Density Functional Theory Study Of Li-Functionalized Nanoporous R-Graphyne-Metal-Organic Frameworks For Reversible Hydrogen Storage

Hydrogen is the most convenient recourse to shift from fossil fuels to an efficient and sustainable source of energy in automobiles. Achieving a high hydrogen weight percentage while storing hydrogen is the prime challenge in using hydrogen fuel. In the current study, a nanoporous metal-organic framework of 2.069 nm pore size having R-graphyne as a linker (G(R)-MOF) is reported for the first time. Employing density functional theory, the hydrogen sorption characteristics of G(R)-MOF functionalized with Li and its mechanism are investigated.
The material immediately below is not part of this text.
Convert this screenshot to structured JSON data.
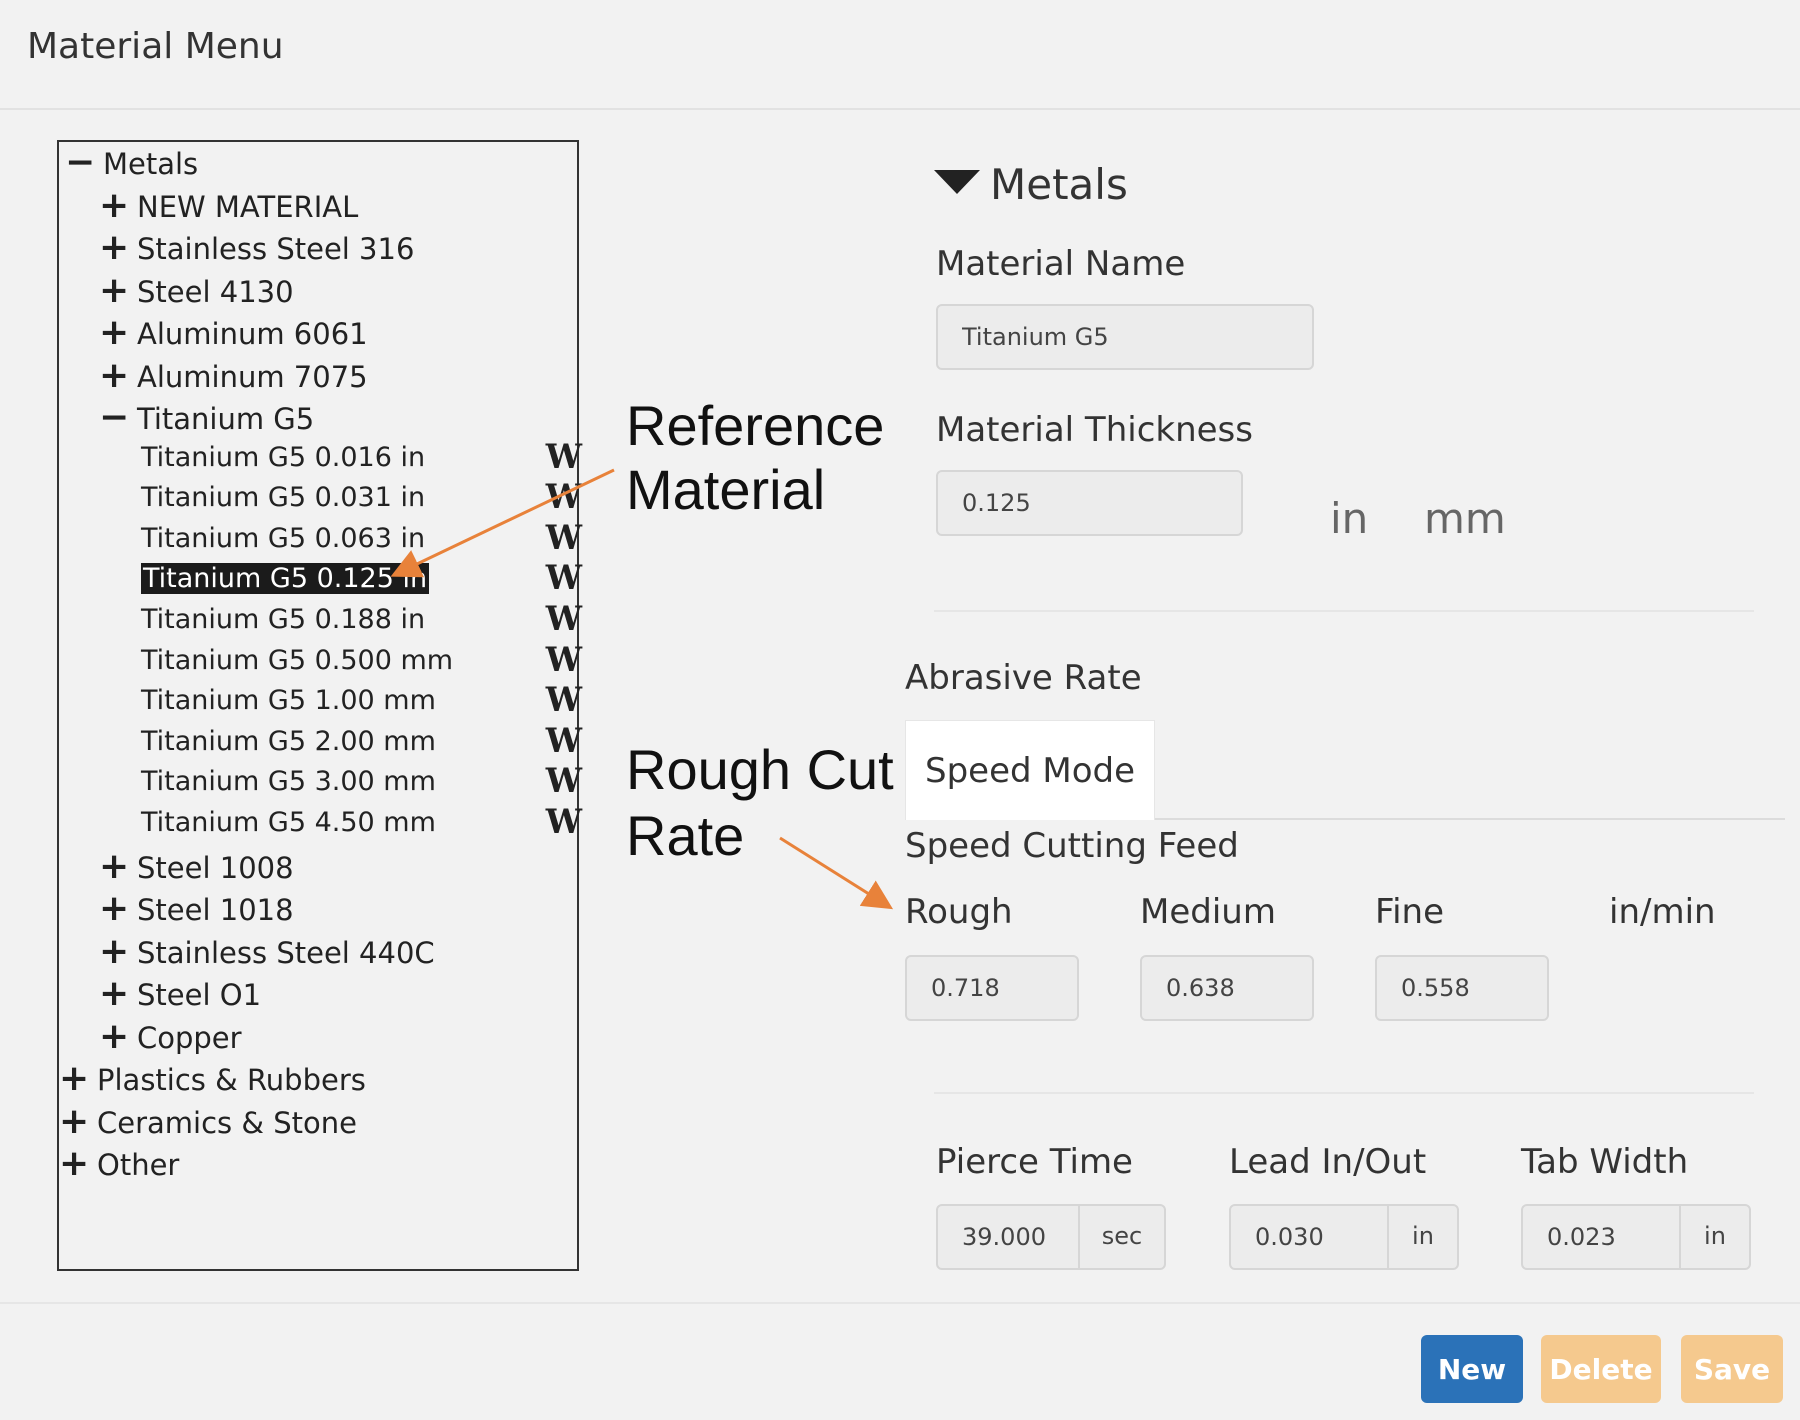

A Kubas-like mechanism is observed in the process of hydrogen adsorption with sorption energies in the 0.25-0.27 eV range, with the highest hydrogen weight percentage of 11.95%. It is observed during the van 't Hoff desorption and Born-Oppenheimer molecular dynamics study that G(R)-MOF reversibly stores hydrogen under operable thermodynamic conditions (100-300 K, 1-3 atm). G(R)-MOF stands out to be a prospective material for reversible hydrogen storage under the norms set by the Department of Energy, USA.